Caitlin O’Connell / Chronicle Prism / 264 pages
Wild Rituals: 10 Lessons Animals Can Teach Us About Connection, Community, and Ourselves is an entertaining and educational book by Dr. Caitlin O’Connell, an elephant scientist and behavioral ecologist. O’Connell’s premise is that humans can learn from animals to improve the way we interact with each other. She describes animal rituals involving demonstrations of affection, anger, love, shyness, embarrassment, pity, grief, and other emotions and shows how animal behaviors and emotions mirror those of humans. But O’Connell expands on this comparison to explain how we can look to animals for guidance on how to interact in order to grow intellectually and understand each other and our environment better. She uses examples from her specialty—elephants she has studied in Etosha, Namibia, for 30 years—and from other animals, including whales, apes, zebras, fish, lions, flamingos, and even Galapagos tortoises.

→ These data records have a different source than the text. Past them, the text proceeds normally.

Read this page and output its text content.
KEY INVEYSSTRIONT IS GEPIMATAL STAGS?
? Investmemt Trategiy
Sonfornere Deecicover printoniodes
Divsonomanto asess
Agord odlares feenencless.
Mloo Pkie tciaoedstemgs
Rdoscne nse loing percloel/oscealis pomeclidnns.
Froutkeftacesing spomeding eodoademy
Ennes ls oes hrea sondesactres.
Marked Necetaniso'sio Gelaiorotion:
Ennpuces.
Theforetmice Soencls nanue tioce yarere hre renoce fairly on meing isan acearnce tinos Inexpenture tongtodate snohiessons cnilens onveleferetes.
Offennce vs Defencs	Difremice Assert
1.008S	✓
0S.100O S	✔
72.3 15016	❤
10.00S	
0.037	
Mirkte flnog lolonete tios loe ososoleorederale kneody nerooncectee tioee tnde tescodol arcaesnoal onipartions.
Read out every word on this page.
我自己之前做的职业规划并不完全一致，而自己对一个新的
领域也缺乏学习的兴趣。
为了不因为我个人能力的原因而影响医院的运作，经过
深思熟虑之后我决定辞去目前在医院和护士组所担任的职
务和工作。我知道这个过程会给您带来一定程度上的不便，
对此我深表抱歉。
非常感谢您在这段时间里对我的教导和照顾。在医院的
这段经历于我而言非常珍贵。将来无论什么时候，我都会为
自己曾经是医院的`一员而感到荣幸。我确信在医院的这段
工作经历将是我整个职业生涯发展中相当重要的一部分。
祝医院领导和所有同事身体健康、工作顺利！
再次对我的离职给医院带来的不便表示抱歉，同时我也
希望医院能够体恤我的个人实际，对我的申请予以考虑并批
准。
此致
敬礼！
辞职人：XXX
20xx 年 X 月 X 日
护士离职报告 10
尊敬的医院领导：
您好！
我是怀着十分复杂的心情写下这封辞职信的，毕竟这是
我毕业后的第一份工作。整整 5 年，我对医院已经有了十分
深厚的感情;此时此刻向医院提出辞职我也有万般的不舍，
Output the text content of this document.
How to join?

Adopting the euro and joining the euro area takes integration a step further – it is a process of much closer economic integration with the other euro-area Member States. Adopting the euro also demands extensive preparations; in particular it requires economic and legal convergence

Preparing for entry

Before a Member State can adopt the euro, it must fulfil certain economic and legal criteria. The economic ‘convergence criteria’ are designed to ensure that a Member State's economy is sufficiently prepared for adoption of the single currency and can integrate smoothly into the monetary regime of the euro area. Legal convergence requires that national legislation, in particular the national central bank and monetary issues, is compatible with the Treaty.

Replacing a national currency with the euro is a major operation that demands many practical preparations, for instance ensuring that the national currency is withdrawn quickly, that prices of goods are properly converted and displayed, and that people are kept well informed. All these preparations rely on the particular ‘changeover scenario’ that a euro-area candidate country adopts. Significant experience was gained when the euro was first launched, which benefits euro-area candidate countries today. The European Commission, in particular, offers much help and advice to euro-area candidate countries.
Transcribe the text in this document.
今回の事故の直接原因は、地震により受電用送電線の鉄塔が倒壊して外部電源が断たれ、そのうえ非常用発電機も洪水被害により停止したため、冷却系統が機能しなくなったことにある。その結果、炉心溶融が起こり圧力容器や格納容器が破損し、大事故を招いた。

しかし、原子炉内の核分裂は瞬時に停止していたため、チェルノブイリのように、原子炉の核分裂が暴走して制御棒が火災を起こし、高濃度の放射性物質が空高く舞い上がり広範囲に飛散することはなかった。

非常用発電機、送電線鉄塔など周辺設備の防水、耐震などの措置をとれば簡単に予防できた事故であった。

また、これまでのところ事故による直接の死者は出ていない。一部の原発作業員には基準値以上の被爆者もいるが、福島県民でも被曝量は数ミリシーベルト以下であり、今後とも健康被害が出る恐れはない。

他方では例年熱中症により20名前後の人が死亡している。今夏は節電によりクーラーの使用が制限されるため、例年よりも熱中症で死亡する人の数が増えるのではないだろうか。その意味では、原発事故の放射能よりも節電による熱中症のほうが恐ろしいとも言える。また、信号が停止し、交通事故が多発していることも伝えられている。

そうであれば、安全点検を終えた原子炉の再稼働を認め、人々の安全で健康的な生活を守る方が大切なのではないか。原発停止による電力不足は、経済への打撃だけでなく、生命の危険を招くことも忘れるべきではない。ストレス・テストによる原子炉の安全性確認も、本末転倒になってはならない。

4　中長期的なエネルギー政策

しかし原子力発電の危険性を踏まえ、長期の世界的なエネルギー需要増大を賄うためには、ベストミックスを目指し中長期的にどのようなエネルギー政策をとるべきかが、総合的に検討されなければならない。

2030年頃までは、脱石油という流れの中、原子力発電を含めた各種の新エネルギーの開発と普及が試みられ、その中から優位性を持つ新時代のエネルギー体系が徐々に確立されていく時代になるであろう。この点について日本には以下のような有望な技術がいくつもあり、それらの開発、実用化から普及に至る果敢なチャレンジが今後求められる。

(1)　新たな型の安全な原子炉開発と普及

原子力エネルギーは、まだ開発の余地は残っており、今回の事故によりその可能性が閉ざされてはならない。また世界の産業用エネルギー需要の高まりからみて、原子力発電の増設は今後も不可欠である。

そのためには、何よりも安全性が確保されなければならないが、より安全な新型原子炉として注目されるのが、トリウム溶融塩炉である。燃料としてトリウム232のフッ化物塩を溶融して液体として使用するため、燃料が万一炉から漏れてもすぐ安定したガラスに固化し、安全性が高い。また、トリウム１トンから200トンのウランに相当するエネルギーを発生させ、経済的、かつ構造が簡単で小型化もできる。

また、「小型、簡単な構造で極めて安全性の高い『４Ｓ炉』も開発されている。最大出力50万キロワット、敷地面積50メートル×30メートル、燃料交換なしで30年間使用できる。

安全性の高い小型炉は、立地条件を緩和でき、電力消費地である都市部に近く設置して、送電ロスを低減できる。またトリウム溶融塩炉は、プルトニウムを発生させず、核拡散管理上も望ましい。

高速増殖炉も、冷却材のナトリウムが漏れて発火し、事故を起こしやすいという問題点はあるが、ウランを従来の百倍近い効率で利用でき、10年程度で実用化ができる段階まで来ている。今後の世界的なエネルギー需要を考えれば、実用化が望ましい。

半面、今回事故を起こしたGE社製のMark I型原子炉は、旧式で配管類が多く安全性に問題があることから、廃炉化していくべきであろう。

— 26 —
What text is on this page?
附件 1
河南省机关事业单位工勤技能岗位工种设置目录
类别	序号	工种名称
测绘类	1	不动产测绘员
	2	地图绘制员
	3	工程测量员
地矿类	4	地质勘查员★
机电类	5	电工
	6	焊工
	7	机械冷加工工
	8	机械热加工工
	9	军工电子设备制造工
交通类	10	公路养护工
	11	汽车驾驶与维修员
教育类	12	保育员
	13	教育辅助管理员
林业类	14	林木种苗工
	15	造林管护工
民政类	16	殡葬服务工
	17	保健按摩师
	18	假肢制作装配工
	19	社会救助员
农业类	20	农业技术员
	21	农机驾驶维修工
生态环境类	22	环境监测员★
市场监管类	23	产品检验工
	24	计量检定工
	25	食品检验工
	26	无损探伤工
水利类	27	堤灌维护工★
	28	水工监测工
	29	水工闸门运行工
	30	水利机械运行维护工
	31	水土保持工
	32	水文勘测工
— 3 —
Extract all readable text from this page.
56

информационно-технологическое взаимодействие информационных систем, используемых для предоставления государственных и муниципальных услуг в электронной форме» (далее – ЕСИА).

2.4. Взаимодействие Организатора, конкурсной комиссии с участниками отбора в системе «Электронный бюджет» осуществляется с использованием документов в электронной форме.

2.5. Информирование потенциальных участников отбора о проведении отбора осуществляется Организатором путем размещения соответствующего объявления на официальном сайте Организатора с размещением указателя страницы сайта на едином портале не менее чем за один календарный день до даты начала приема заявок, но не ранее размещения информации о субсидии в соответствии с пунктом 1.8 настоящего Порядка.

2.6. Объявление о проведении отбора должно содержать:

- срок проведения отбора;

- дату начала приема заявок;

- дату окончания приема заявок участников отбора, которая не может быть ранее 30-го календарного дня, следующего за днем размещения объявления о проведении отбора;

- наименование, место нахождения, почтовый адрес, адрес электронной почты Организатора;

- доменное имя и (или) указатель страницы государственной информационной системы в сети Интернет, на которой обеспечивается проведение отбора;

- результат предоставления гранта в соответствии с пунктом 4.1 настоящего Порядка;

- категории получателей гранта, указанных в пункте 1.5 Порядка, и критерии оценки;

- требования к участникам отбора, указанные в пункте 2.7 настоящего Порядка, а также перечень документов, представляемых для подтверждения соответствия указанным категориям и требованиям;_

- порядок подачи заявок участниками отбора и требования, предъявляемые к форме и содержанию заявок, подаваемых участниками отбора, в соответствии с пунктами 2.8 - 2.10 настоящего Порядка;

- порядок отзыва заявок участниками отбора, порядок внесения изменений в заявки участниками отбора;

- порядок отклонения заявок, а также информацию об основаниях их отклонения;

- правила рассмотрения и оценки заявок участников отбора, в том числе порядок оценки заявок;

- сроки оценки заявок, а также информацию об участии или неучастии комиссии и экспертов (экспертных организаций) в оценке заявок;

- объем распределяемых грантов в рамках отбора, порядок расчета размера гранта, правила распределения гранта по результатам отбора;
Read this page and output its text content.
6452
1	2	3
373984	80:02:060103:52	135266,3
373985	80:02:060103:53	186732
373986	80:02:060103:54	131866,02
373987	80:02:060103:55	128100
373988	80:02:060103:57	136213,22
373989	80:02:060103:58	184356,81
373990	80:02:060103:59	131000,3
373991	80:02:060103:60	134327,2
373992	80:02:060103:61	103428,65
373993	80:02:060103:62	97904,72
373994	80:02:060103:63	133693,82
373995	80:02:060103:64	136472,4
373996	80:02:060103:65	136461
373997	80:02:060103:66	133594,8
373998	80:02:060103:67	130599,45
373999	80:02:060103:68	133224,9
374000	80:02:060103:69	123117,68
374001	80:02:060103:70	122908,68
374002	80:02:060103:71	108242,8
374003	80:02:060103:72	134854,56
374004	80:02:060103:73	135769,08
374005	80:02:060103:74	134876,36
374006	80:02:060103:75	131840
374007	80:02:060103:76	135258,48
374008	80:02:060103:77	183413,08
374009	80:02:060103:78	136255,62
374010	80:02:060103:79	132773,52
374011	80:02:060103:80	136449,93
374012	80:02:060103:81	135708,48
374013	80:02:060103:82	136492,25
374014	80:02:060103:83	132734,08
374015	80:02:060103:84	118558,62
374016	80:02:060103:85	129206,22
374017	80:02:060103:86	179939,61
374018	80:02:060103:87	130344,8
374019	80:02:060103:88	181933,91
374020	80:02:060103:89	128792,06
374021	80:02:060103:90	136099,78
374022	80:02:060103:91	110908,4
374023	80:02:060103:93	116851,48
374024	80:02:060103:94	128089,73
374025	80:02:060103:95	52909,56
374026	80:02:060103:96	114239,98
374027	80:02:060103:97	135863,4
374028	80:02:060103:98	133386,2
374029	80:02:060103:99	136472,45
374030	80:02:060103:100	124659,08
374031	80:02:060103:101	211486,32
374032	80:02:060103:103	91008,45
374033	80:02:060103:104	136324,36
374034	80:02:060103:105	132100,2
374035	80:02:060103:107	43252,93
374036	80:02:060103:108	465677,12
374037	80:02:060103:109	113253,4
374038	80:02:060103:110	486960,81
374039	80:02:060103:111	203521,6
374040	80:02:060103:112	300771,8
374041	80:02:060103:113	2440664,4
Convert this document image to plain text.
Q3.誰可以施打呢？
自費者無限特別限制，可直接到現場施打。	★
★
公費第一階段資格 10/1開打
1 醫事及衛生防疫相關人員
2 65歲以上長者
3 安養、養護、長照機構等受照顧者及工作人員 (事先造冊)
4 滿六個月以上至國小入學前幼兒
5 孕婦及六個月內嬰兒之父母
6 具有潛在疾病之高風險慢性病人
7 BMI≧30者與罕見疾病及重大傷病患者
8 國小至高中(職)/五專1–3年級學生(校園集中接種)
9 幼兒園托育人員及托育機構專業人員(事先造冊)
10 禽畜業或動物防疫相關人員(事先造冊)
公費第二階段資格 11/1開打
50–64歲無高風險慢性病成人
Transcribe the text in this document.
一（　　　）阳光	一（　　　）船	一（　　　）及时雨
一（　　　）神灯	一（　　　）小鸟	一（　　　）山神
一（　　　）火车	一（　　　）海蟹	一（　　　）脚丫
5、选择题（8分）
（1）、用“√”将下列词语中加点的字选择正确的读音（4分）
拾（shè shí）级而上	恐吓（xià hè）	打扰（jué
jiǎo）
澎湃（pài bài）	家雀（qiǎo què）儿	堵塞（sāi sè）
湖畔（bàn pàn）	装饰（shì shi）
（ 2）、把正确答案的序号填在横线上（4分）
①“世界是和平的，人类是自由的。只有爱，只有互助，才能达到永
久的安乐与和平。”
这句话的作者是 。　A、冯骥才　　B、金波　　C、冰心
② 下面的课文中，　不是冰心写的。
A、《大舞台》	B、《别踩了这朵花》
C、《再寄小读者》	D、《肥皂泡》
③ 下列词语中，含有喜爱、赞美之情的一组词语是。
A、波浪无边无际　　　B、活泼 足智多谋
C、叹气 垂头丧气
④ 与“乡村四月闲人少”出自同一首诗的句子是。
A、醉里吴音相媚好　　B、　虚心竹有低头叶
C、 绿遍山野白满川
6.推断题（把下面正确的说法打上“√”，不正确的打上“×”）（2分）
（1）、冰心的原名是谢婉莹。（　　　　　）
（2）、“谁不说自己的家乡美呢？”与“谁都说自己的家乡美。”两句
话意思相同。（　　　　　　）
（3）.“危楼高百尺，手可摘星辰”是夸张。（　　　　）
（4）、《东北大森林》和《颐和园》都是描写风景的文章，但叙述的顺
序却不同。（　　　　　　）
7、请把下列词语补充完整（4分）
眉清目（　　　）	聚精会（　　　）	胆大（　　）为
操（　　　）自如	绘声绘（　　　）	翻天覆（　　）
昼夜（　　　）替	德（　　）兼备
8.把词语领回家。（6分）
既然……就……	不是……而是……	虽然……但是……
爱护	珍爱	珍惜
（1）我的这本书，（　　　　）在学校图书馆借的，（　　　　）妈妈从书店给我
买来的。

Moving, engaging, and sometimes humorous animal behaviors are examined in a variety of situations. O’Connell recounts, for instance, a young male zebra greeting ritual around a watering hole, where they vocalize, then nuzzle, wrap necks, and nip before displaying exaggerated chewing behavior and teeth baring, culminating in a ceremonial mass defecation on the recent excretion of the herd’s dominant male. O’Connell describes highly coordinated group activities, from giant tarpon fish working together to enclose anchovies before a feast, to humpback whales organizing to create bubble circles in Alaska to corral salmon, herring, and other fish. She discusses Caribbean flamingo courting rituals—which she likens to square dancing in humans—whereby entire flocks engage in synchronized marches, beaks upright, until they pair off, with the most elegant and upright males first (thus perpetuating the “elegant strutting” gene). She reflects on animal grieving rituals that are often very similar to those of humans—especially so in our close relative, the chimpanzee.
Elephants feature throughout the book, from vocalizations to denote the very human “let’s go” rally cry, to unspoken rituals where olfactory senses are key to communications. Wild Rituals is a fluid read, filled with personal stories and examples of human and animal behaviors witnessed during O’Connell’s travels and studies across several continents.